A New Higher-Order Finite Element for Static Analysis of Two-Directional Functionally Graded Porous Beams

A new higher-order finite element for the static analysis of two-directional functionally graded (2D FG) porous beams subjected to various boundary conditions based on parabolic shear deformation theory (PSDT) is presented. The main purpose of this study is to predict the deflections and stresses of 2D FG porous and non-porous beams with the help of the proposed finite element. Since a higher-order finite element with a third order polynomial is used, the deflections and stresses can be accurately and rapidly obtained even for short beams. In addition, the new higher-order element is free of shear locking phenomenon without requiring any shear correction factors. Three types of distribution functions were used for porosity in this study. To the author's knowledge, the sinusoidal uneven distribution function (FGP-3) is presented for the first time. The governing equations are derived by Lagrange's principle using a parabolic shear deformation theory that considers normal and shear deformations. According to a power-law rule, the material change in the beam volume in both directions is defined. The dimensionless maximum transverse deflections, normal stresses, and shear stresses are obtained for various boundary conditions, gradation exponents (p(x), p(z)) in the x- and z-directions, porosity coefficient (e), porosity distribution (FGP-1, FGP-2, FGP-3), and the slenderness (L/h).
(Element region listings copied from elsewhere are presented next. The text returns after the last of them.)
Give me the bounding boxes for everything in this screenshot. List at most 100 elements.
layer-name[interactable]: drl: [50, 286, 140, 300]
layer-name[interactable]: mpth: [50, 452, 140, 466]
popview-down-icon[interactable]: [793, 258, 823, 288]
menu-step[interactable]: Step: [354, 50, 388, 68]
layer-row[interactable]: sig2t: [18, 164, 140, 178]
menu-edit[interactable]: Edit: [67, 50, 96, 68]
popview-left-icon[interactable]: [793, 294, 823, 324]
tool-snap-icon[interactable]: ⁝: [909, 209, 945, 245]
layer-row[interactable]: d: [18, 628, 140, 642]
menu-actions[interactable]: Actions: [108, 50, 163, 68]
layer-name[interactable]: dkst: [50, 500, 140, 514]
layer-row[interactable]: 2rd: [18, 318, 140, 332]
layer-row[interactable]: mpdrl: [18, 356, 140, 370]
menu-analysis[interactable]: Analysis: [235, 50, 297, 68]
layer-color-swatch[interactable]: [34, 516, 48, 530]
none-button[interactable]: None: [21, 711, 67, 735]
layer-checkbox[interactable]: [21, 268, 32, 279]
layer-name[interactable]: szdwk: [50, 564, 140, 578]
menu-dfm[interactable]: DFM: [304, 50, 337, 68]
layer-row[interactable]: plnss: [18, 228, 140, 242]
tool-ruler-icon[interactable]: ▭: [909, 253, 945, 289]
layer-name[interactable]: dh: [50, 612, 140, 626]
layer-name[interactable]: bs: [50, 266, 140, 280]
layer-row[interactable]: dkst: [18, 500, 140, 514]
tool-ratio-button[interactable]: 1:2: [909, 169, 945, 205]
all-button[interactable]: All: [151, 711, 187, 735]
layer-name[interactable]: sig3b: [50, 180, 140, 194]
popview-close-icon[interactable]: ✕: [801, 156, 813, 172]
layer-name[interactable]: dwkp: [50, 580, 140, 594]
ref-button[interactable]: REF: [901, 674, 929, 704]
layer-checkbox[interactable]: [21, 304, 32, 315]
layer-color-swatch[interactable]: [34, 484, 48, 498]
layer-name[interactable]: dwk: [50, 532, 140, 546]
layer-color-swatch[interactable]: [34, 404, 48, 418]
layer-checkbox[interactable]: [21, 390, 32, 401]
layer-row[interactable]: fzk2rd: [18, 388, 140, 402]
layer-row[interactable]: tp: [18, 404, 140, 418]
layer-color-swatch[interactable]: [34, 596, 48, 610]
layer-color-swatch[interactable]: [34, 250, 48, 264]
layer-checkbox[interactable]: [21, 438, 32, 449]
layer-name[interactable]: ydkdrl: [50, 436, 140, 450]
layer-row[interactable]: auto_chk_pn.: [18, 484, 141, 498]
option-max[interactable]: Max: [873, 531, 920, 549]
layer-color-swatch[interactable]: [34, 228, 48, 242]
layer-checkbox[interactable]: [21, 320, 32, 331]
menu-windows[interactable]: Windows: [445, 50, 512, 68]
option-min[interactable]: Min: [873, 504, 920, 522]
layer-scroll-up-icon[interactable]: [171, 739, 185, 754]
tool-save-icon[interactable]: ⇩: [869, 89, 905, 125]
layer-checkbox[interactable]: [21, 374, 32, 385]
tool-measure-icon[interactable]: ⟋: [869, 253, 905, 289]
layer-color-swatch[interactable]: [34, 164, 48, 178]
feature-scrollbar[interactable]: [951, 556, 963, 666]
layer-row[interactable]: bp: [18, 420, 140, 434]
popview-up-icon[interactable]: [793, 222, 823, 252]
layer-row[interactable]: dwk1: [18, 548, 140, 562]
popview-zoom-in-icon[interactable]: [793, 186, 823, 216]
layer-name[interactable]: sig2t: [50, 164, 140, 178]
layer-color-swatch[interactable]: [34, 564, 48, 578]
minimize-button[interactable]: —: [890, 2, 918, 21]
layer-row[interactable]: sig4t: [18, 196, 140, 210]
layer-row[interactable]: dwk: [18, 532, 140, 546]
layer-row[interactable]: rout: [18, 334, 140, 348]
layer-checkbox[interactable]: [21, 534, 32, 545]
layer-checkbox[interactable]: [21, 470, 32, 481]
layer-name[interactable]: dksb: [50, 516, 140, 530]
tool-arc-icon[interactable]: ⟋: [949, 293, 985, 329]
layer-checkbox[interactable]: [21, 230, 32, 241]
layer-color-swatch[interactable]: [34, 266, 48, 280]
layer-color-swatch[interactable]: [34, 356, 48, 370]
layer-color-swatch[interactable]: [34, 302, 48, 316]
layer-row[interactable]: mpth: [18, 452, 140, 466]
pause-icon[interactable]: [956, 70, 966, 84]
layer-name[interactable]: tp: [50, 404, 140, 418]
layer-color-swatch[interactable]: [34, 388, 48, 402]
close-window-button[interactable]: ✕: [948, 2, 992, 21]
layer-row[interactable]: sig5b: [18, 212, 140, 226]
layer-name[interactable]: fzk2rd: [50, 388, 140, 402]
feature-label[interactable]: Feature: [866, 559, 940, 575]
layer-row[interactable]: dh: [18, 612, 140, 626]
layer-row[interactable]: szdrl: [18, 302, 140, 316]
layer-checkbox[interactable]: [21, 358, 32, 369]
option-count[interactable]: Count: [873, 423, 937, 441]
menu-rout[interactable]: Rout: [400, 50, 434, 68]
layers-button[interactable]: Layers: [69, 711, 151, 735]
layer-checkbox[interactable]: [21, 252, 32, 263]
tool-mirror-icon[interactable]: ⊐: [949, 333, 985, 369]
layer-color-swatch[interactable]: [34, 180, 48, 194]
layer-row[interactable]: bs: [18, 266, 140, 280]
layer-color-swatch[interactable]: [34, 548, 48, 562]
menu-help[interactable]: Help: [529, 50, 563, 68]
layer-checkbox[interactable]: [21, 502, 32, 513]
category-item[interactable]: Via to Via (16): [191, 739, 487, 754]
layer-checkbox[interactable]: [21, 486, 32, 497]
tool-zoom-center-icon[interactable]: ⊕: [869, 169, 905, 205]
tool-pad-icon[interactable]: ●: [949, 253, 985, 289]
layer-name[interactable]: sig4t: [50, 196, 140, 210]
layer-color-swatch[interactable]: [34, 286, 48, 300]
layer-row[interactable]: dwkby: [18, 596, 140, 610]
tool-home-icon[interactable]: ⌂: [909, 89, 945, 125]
This study's new higher-order finite element gives results compatible with the literature and it can be used to accurately find the deflections and stresses for the 2D FG non-porous or porous beams subjected to various boundary conditions.

Automated summary

A new higher-order finite element method is proposed for the static analysis of two-directional functionally graded porous beams based on parabolic shear deformation theory. This method can accurately and rapidly predict the deflections and stresses of 2D FG porous and non-porous beams. The sinusoidal uneven distribution function is presented for the first time in this study. The new higher-order finite element gives accurate results for the deflections and stresses of 2D FG non-porous or porous beams subjected to various boundary conditions.